ACGO fee hike

Booze could get way more expensive at events in Toronto

Local festival and event producers are scrambling to rework their budgets right now in the wake of a surprise, 600 per cent fee hike from the Alcohol and Gaming Commission of Ontario (AGCO.)

Special Occasion Permits, mandatory for any gathering that serves alcohol outside a licensed establishment, is part and parcel of running a company for many small business owners in Ontario.

The process of obtaining these permits is widely seen as tedious, annoying and super drawn-out – but it's never been particularly expensive.

Right now, it costs $75 for a three-day permit to run an event in Toronto. After April 1, the price will go up to $450 for the same amount of time.
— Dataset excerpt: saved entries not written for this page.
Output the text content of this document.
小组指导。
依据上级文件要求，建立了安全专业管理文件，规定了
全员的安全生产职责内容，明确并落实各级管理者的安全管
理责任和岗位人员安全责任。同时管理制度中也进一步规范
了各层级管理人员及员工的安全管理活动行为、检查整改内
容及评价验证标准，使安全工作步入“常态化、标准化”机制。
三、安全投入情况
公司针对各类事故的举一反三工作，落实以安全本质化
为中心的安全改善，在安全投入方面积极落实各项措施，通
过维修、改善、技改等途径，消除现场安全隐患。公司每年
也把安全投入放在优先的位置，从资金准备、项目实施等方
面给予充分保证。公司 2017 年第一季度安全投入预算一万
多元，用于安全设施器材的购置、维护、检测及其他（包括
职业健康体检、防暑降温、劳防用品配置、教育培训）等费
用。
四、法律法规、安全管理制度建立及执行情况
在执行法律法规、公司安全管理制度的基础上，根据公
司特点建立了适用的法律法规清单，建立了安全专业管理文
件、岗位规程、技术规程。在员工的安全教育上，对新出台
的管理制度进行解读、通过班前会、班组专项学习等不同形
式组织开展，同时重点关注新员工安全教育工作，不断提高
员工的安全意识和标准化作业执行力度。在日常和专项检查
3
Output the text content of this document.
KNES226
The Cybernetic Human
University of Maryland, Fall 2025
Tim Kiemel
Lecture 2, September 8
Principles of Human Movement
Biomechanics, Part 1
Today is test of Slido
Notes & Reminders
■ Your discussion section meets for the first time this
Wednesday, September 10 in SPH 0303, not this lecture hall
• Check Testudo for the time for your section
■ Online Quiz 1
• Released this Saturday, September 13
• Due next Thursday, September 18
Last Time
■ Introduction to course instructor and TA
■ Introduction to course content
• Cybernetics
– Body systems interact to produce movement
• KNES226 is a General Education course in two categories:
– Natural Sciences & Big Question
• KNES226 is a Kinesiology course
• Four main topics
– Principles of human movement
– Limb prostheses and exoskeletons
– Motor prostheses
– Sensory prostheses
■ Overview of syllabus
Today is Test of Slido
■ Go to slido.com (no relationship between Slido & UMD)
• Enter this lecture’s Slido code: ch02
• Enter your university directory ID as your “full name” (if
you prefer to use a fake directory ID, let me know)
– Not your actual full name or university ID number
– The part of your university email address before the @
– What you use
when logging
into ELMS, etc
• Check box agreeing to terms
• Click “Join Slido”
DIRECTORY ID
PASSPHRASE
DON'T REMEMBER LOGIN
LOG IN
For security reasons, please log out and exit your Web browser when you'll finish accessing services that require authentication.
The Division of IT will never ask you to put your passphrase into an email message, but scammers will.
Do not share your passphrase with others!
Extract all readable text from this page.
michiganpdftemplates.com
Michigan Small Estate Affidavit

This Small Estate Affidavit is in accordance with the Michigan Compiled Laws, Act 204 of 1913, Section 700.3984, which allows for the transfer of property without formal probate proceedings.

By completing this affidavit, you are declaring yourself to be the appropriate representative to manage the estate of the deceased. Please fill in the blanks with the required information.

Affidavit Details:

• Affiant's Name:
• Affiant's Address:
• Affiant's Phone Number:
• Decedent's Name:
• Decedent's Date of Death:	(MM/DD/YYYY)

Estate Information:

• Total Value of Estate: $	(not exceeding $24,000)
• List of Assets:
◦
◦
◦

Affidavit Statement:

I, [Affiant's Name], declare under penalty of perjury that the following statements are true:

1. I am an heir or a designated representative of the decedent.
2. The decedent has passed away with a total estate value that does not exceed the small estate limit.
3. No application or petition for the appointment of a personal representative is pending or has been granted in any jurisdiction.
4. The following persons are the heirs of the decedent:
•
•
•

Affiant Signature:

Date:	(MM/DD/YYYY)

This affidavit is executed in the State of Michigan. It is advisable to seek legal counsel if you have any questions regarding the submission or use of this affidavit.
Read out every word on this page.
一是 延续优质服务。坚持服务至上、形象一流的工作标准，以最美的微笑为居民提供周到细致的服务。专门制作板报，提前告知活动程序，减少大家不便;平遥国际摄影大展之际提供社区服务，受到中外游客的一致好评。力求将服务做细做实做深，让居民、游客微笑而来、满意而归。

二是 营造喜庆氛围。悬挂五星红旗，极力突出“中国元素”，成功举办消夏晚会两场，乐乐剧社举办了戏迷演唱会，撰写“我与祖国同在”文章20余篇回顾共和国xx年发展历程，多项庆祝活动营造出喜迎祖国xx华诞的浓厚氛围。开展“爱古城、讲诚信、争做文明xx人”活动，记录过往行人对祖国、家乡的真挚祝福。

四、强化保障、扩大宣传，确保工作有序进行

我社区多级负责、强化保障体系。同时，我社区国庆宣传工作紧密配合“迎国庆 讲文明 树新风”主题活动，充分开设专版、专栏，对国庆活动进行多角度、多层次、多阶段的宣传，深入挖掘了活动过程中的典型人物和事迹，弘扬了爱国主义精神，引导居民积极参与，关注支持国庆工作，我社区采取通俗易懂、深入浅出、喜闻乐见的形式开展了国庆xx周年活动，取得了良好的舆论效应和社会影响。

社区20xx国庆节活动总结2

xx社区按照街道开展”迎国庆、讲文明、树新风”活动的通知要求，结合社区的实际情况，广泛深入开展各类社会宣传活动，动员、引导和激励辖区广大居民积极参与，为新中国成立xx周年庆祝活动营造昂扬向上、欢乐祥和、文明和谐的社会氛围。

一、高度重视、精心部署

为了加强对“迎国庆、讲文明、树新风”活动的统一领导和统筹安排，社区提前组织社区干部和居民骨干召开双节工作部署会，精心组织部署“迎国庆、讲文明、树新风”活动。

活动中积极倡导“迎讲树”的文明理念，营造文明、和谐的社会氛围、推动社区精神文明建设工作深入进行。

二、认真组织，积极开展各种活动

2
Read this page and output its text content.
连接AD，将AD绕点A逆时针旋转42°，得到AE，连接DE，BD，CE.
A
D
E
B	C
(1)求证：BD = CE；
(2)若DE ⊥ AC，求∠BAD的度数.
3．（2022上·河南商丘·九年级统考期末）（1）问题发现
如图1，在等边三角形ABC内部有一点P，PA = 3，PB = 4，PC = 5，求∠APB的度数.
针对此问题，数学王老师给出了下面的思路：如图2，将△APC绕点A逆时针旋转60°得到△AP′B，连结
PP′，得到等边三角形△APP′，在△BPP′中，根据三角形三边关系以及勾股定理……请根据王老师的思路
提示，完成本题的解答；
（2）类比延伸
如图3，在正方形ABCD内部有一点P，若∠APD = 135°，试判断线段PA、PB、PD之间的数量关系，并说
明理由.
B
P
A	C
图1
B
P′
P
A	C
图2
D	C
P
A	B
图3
"I didn't know it was coming, nobody knew about it" says Aaron Brown, who produces the Appleseed Cider Festival among other events in Toronto and around the province.

"It seems like they just sort of did it and decided to tell everyone after, rather than let us know or explain why," he said by phone. "We had no chance to voice our concerns... they really haven't been able to justify it."

The AGCO wrote on its website last month that the fee increase is necessary to recover part of "regulatory costs associated with the administration of SOPs."

"These will be the first changes to SOP fees in over 15 years," the regulatory body noted both on its website and in response to queries on Twitter.

It's also of note that the process for submitting applications will change on April 1 to an exclusively online system.

Brown calls the AGCO's stated rationale "completely unfair."

"They say it hasn't been raised in 15 years, so what?" he said. "The cost should be tied to how much it cost to regulate us. It's hard to know where the money is going or how it's going to be used."

Others in the industry are concerned that smaller beer festivals and traveling pop-up events will have to scale back their seasons or shut down altogether.

Or they could jack their own prices to reflect the regulatory changes.

"This increase won't be a deal breaker for events (small or big)," tweeted the beer import agency Keep6, which represents small producers in Ontario. "All this means is the cost of admission / your drinks will go up."

Brown agrees that booze prices and admissions will likely be passed on to the consumer.

"Big festivals aren't going to notice or care," he said, referring to events like VELD. "But just because they can afford it doesn't mean we can."

Independent festivals are already struggling under increased costs across the board, by some reports, on account of Ontario's minimum wage hike.

What irks Brown, in particular, the most is not the fee hike, but who's hiking it and how the rollout was handled.

"What other line item is increasing 600 per cent?" he said. "I don’t see anything in my budget going up that much. And it's from the government."